Se quiser informações mais detalhadas pode obtê-las no Posto de Informação Turística onde em breve funcionará também a Loja das Aldeias do Xisto. Lá, certamente o aconselharão a provar o cabrito estonado, uma das especialidades gastronómicas do Concelho de Oleiros.

Mais informação em: www.aldeiasdoxisto.pt




Castelos e Fortificações

Com um papel importante na defesa do médio Tejo das investidas mouras e Hispano-Francesas, o Geopark Naturtejo está munido de um forte conjunto de castelos, actualmente ainda verdadeiros tesouros de arquitectura.

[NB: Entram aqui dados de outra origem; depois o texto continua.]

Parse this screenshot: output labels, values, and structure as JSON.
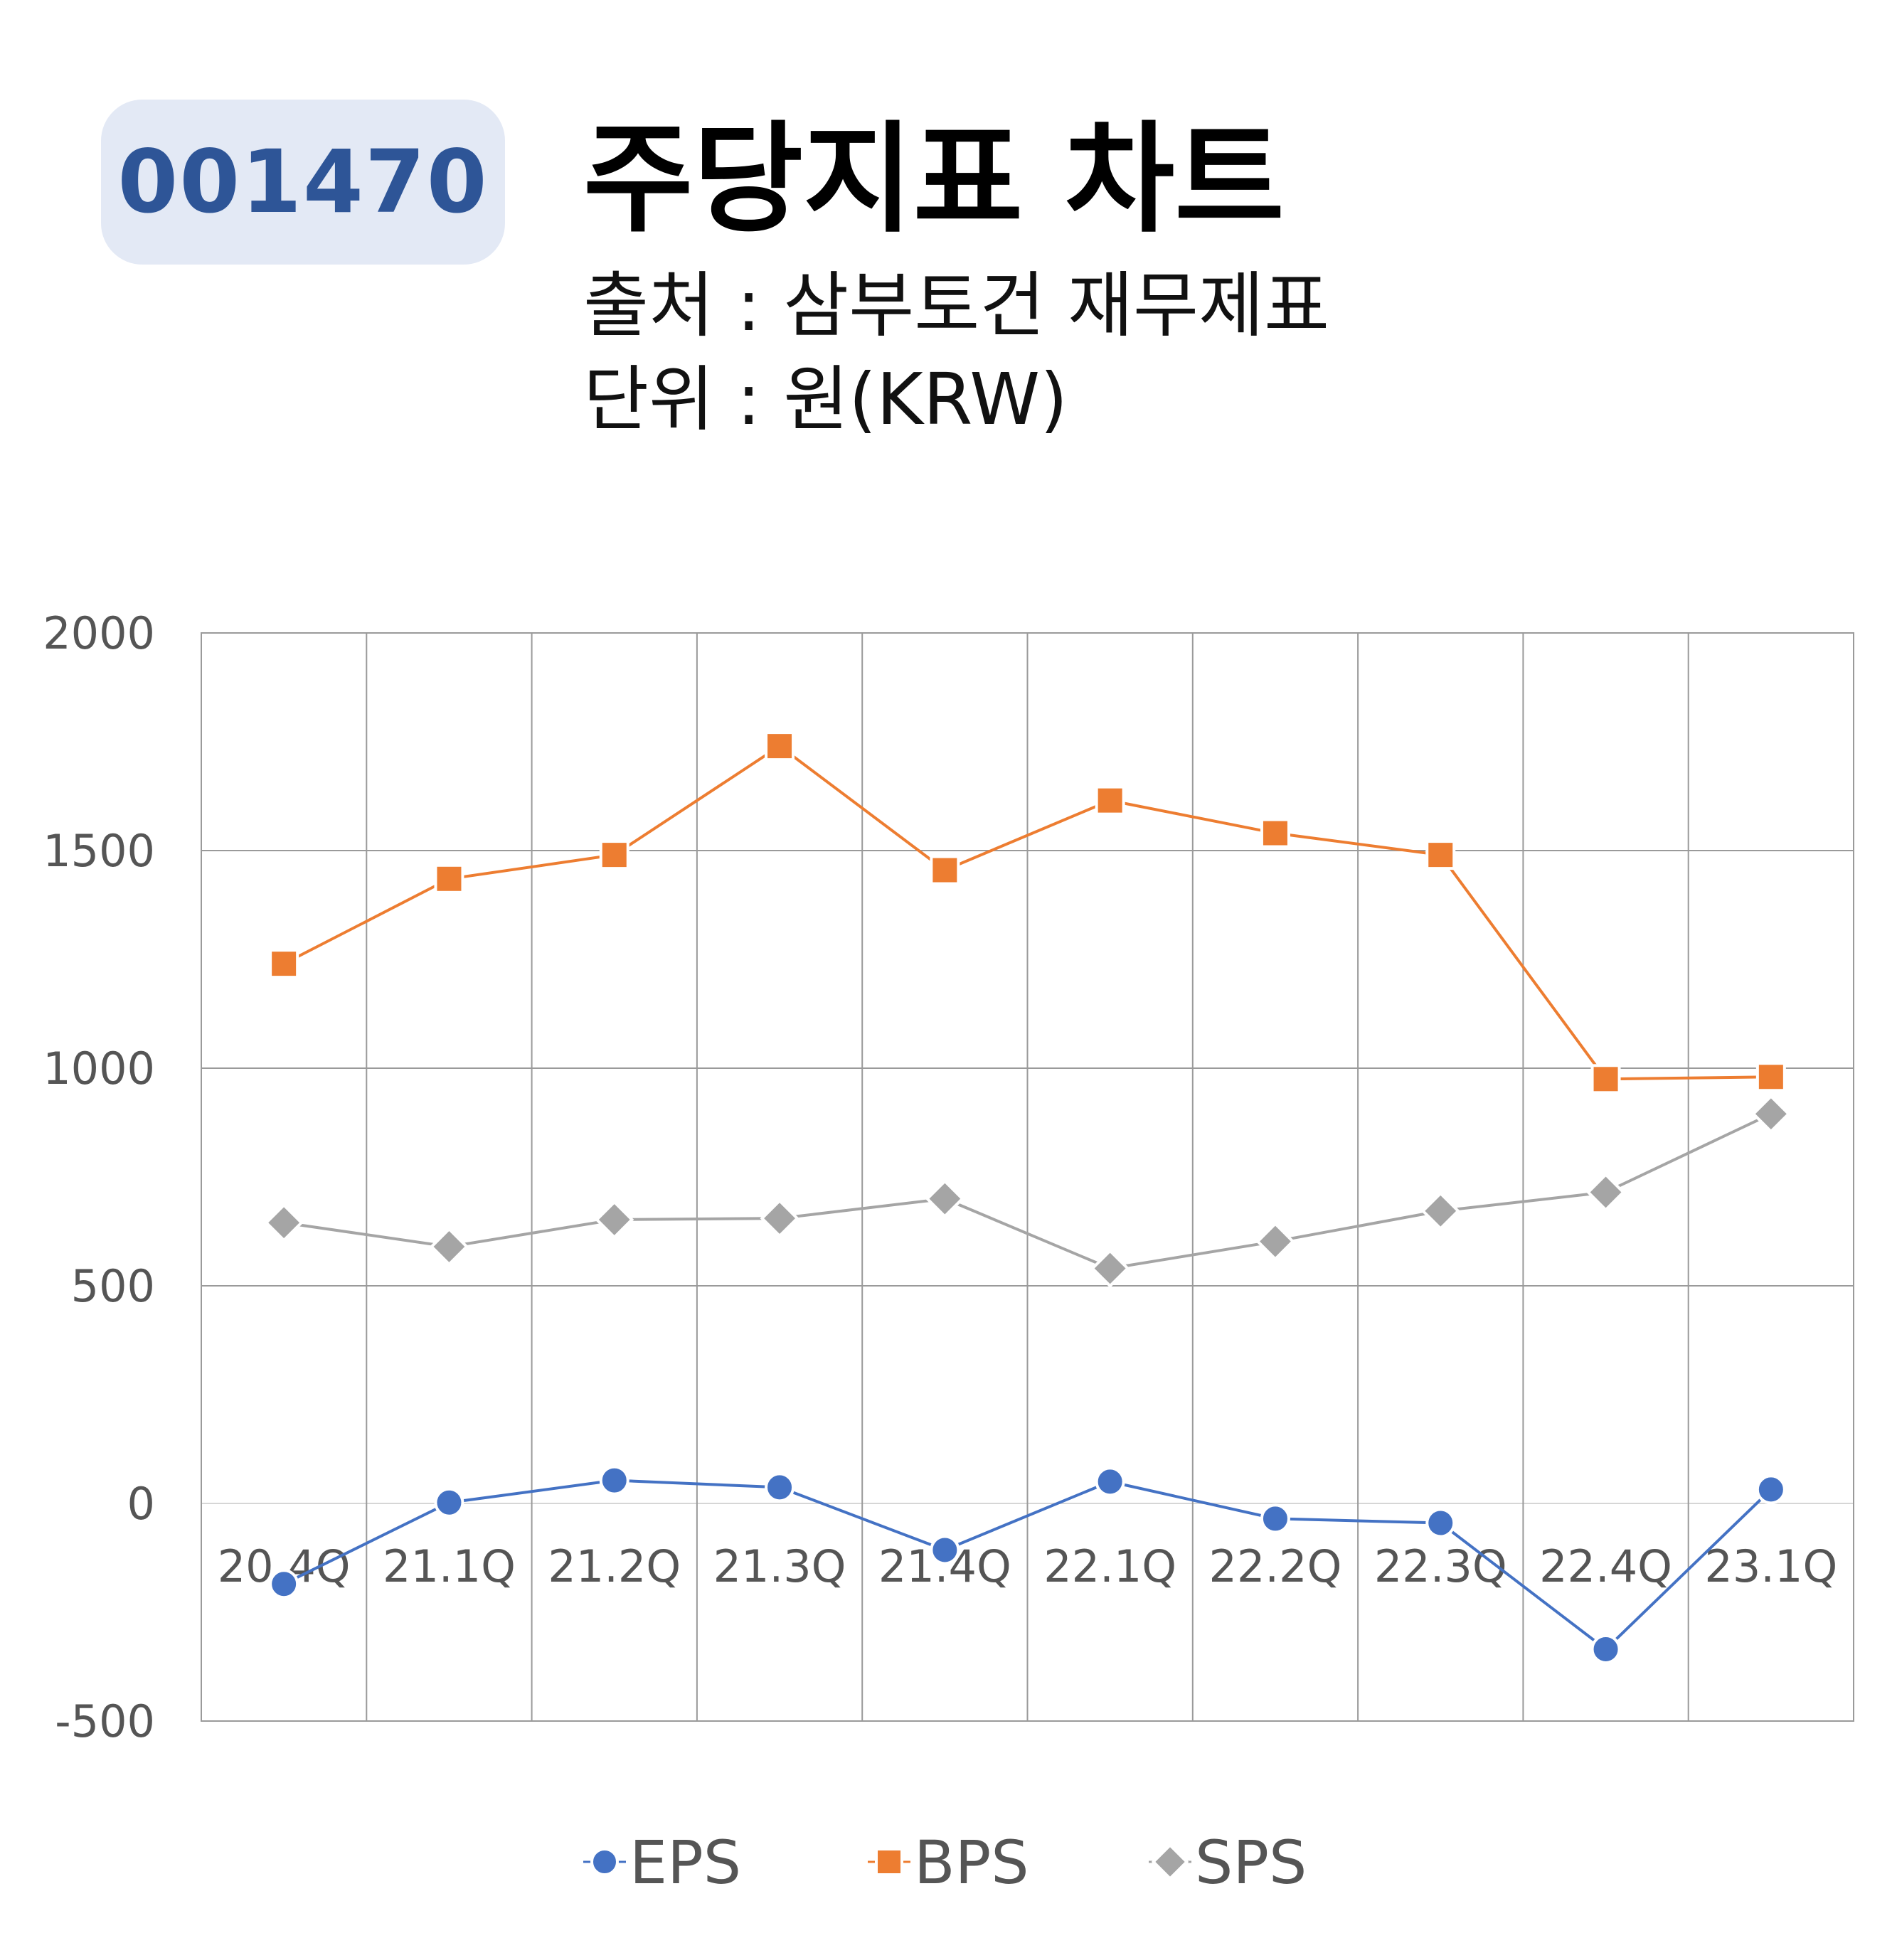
{
  "header": {
    "code": "001470",
    "title": "주당지표 차트",
    "source": "출처 : 삼부토건 재무제표",
    "unit": "단위 : 원(KRW)"
  },
  "colors": {
    "EPS": "#4472c4",
    "BPS": "#ed7d31",
    "SPS": "#a5a5a5",
    "grid": "#9a9a9a",
    "badge_bg": "#e3e9f5",
    "badge_text": "#2e5597"
  },
  "chart_data": {
    "type": "line",
    "categories": [
      "20.4Q",
      "21.1Q",
      "21.2Q",
      "21.3Q",
      "21.4Q",
      "22.1Q",
      "22.2Q",
      "22.3Q",
      "22.4Q",
      "23.1Q"
    ],
    "series": [
      {
        "name": "EPS",
        "marker": "circle",
        "values": [
          -185,
          2,
          53,
          37,
          -107,
          50,
          -35,
          -45,
          -335,
          32
        ]
      },
      {
        "name": "BPS",
        "marker": "square",
        "values": [
          1240,
          1435,
          1490,
          1740,
          1455,
          1615,
          1540,
          1490,
          975,
          980
        ]
      },
      {
        "name": "SPS",
        "marker": "diamond",
        "values": [
          645,
          590,
          652,
          655,
          700,
          540,
          602,
          672,
          715,
          895
        ]
      }
    ],
    "yticks": [
      "2000",
      "1500",
      "1000",
      "500",
      "0",
      "-500"
    ],
    "ylim": [
      -500,
      2000
    ],
    "grid": true,
    "legend": "bottom"
  }
}
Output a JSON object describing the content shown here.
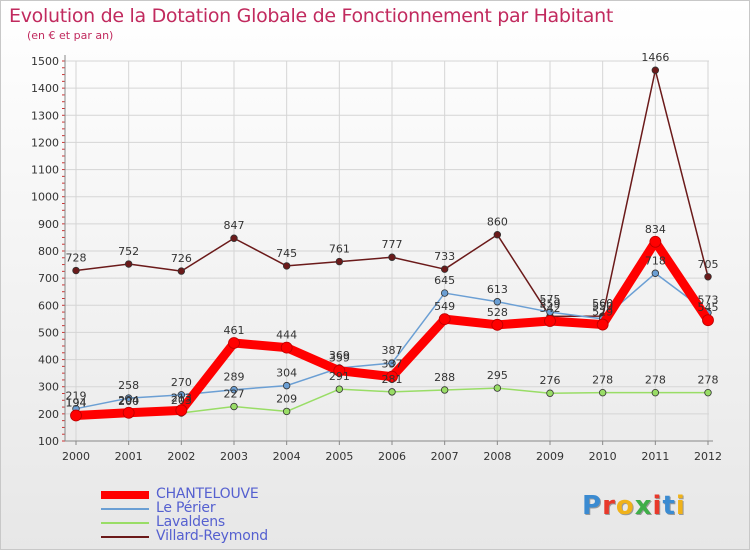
{
  "chart_data": {
    "type": "line",
    "title": "Evolution de la Dotation Globale de Fonctionnement par Habitant",
    "subtitle": "(en € et par an)",
    "xlabel": "",
    "ylabel": "",
    "ylim": [
      100,
      1500
    ],
    "y_ticks": [
      100,
      200,
      300,
      400,
      500,
      600,
      700,
      800,
      900,
      1000,
      1100,
      1200,
      1300,
      1400,
      1500
    ],
    "categories": [
      "2000",
      "2001",
      "2002",
      "2003",
      "2004",
      "2005",
      "2006",
      "2007",
      "2008",
      "2009",
      "2010",
      "2011",
      "2012"
    ],
    "grid": true,
    "legend_position": "bottom-left",
    "series": [
      {
        "name": "Villard-Reymond",
        "color": "#6b1a1a",
        "values": [
          728,
          752,
          726,
          847,
          745,
          761,
          777,
          733,
          860,
          559,
          560,
          1466,
          705
        ]
      },
      {
        "name": "Lavaldens",
        "color": "#99dd66",
        "values": [
          194,
          200,
          203,
          227,
          209,
          291,
          281,
          288,
          295,
          276,
          278,
          278,
          278
        ]
      },
      {
        "name": "Le Périer",
        "color": "#6b9fd4",
        "values": [
          219,
          258,
          270,
          289,
          304,
          369,
          387,
          645,
          613,
          575,
          550,
          718,
          573
        ]
      },
      {
        "name": "CHANTELOUVE",
        "color": "#ff0000",
        "values": [
          194,
          204,
          213,
          461,
          444,
          359,
          337,
          549,
          528,
          542,
          529,
          834,
          545
        ]
      }
    ]
  },
  "legend": {
    "items": [
      {
        "name": "CHANTELOUVE",
        "color": "#ff0000"
      },
      {
        "name": "Le Périer",
        "color": "#6b9fd4"
      },
      {
        "name": "Lavaldens",
        "color": "#99dd66"
      },
      {
        "name": "Villard-Reymond",
        "color": "#6b1a1a"
      }
    ]
  },
  "logo": {
    "text": "Proxiti",
    "colors": [
      "#3b8bd1",
      "#e8392b",
      "#f0b21a",
      "#3fae49",
      "#e8392b",
      "#3b8bd1",
      "#f0b21a"
    ]
  }
}
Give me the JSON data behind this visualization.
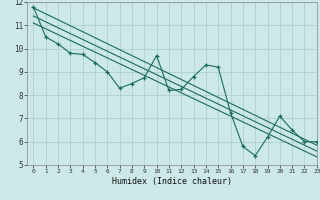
{
  "xlabel": "Humidex (Indice chaleur)",
  "xlim": [
    -0.5,
    23.0
  ],
  "ylim": [
    5,
    12
  ],
  "yticks": [
    5,
    6,
    7,
    8,
    9,
    10,
    11,
    12
  ],
  "xticks": [
    0,
    1,
    2,
    3,
    4,
    5,
    6,
    7,
    8,
    9,
    10,
    11,
    12,
    13,
    14,
    15,
    16,
    17,
    18,
    19,
    20,
    21,
    22,
    23
  ],
  "background_color": "#cce8e8",
  "grid_color": "#aacccc",
  "line_color": "#1a6b5e",
  "main_series_x": [
    0,
    1,
    2,
    3,
    4,
    5,
    6,
    7,
    8,
    9,
    10,
    11,
    12,
    13,
    14,
    15,
    16,
    17,
    18,
    19,
    20,
    21,
    22,
    23
  ],
  "main_series_y": [
    11.8,
    10.5,
    10.2,
    9.8,
    9.75,
    9.4,
    9.0,
    8.3,
    8.5,
    8.75,
    9.7,
    8.2,
    8.25,
    8.8,
    9.3,
    9.2,
    7.25,
    5.8,
    5.4,
    6.2,
    7.1,
    6.5,
    6.0,
    6.0
  ],
  "trend_lines": [
    {
      "x0": 0,
      "y0": 11.75,
      "x1": 23,
      "y1": 5.85
    },
    {
      "x0": 0,
      "y0": 11.4,
      "x1": 23,
      "y1": 5.6
    },
    {
      "x0": 0,
      "y0": 11.1,
      "x1": 23,
      "y1": 5.35
    }
  ]
}
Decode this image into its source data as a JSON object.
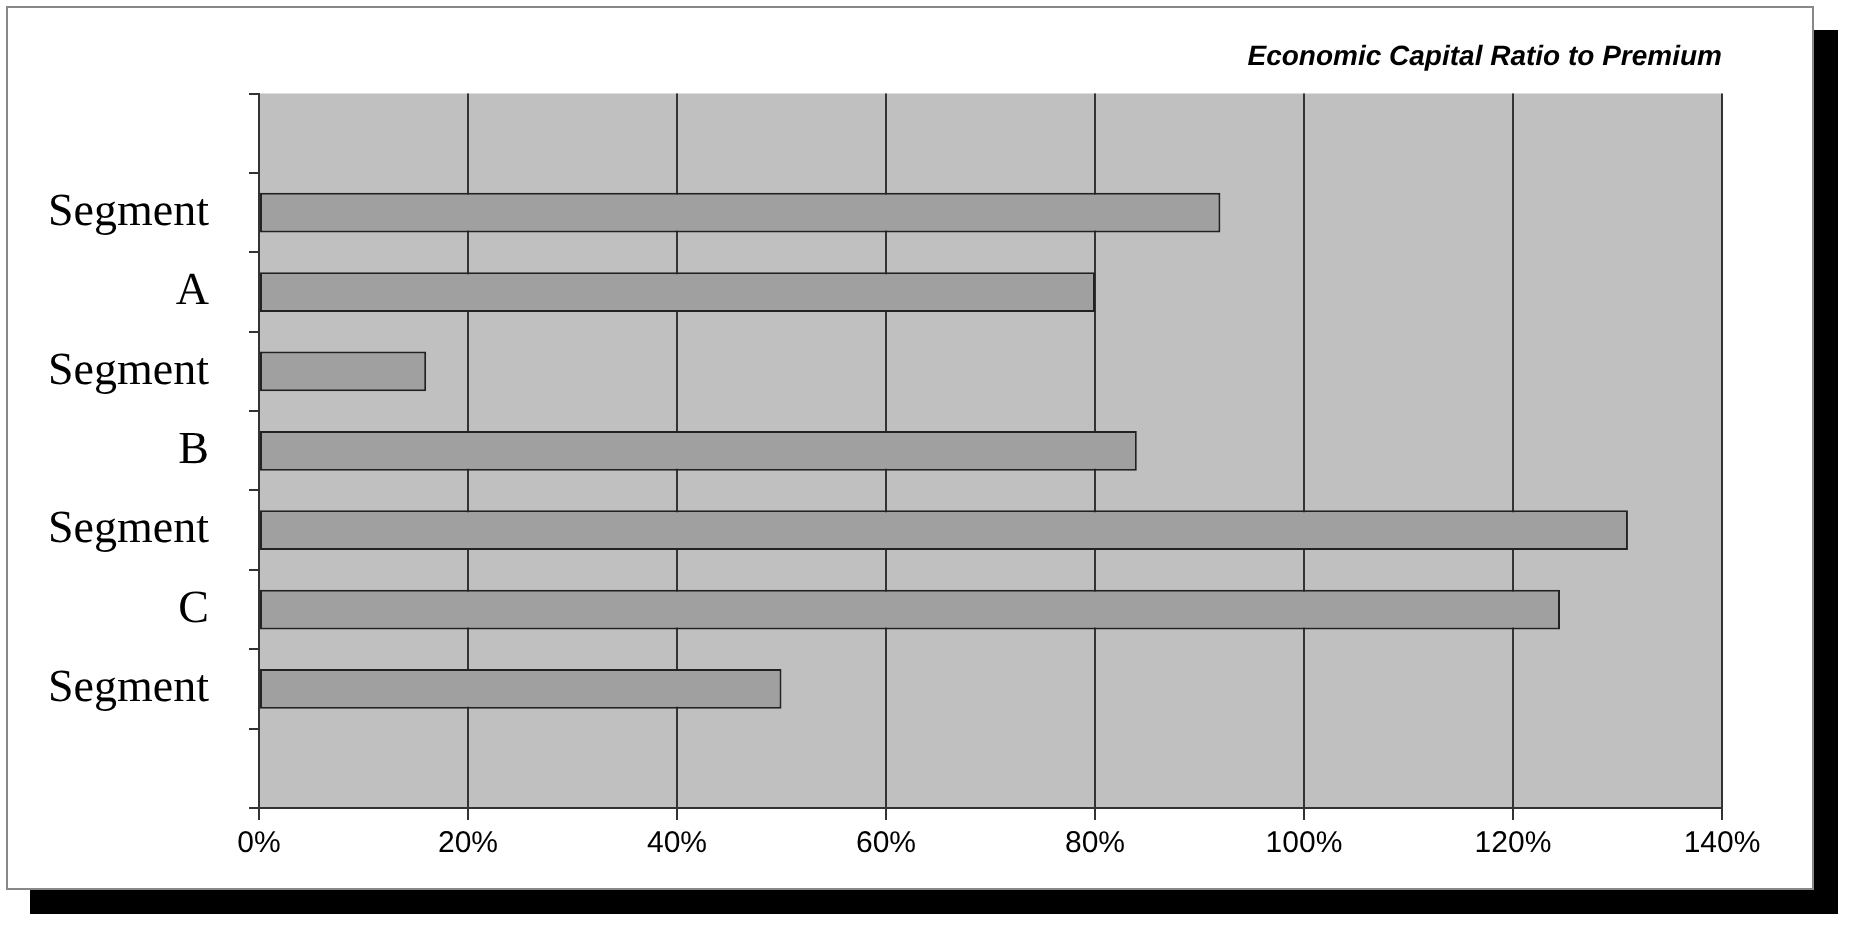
{
  "chart_data": {
    "type": "bar",
    "orientation": "horizontal",
    "title": "Economic Capital Ratio to Premium",
    "categories": [
      null,
      "Segment",
      "A",
      "Segment",
      "B",
      "Segment",
      "C",
      "Segment",
      null
    ],
    "values": [
      null,
      92,
      80,
      16,
      84,
      131,
      124.5,
      50,
      null
    ],
    "color": "#a0a0a0",
    "xlim": [
      0,
      140
    ],
    "xticks": [
      {
        "value": 0,
        "label": "0%"
      },
      {
        "value": 20,
        "label": "20%"
      },
      {
        "value": 40,
        "label": "40%"
      },
      {
        "value": 60,
        "label": "60%"
      },
      {
        "value": 80,
        "label": "80%"
      },
      {
        "value": 100,
        "label": "100%"
      },
      {
        "value": 120,
        "label": "120%"
      },
      {
        "value": 140,
        "label": "140%"
      }
    ],
    "grid": "x",
    "legend": false
  }
}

Fortaleza de Castelo Branco

Do primitivo castelo, edificado pelos Templários, nos inícios do século XIII, pouco resta. A sua localização fronteiriça levou à sua participação em guerras sucessivas que muito debilitaram a sua estrutura.

No recinto desta fortaleza encontra-se a Igreja de Santa Maria do Castelo, antiga sede de freguesia. Era no seu adro que se reuniam a Assembleia dos Homens-Bons e as autoridades monástico-militares, até ao séc. XIV. Ficou quase destruída com a invasão castelhana, após a revolução de 1640. Em 1704 foi de novo incendiada pelos castelhanos. Os soldados de Junot, por ocasião da primeira invasão francesa, deixaram esta igreja completamente em derrocada, tendo servido de cavalariça e depois incendiada.

No seu pavimento encontram-se diversos túmulos. Entre eles destaca-se o de João Roiz de Castelo Branco, célebre poeta do séc. XVI.

A entrada para o antigo terreiro da alcáçova faz-se por um arco redondo, situado por detrás da igreja de Santa Maria do Castelo. Depois de o passarmos, à esquerda, podemos reparar na cisterna primitiva.

Em frente, encontra-se a denominada Torre dos Templários, com janelas ornadas com elementos manuelinos, a antiga fachada do Palácio dos Alcaides.

Ruínas do castelo de Idanha-a-Nova

A vila de Idanha-a-Nova nasceu com a fundação do castelo, no último quartel do século XII, pelo célebre mestre da Ordem dos Templários, em Portugal, D. Gualdim Pais, que da região tomou o senhorio como fronteiro daquele lado dos vacilantes limites da nascente nacionalidade.

As fortificações de Idanha-a-Nova constavam de cerca de muralha com várias torres e portas, envolvendo toda a povoação e da cidadela, com uma alterosa torre de menagem. A cerca amuralhada é de construção mais moderna e tanto esta como a cidadela de Gualdino Pais, sofreram várias reconstruções, mostrando-se hoje tudo bastante arruinado mas susceptivel de obras de conservação e restauração.

Sendo assim, dadas a antiguidade, tanto da cidadela como da muralha de circuito e os factos que ligam a povoação à história do país, a sua conservação impõe-se.

Cerca amuralhada de Idanha-a-Velha (Idanha-a-Nova)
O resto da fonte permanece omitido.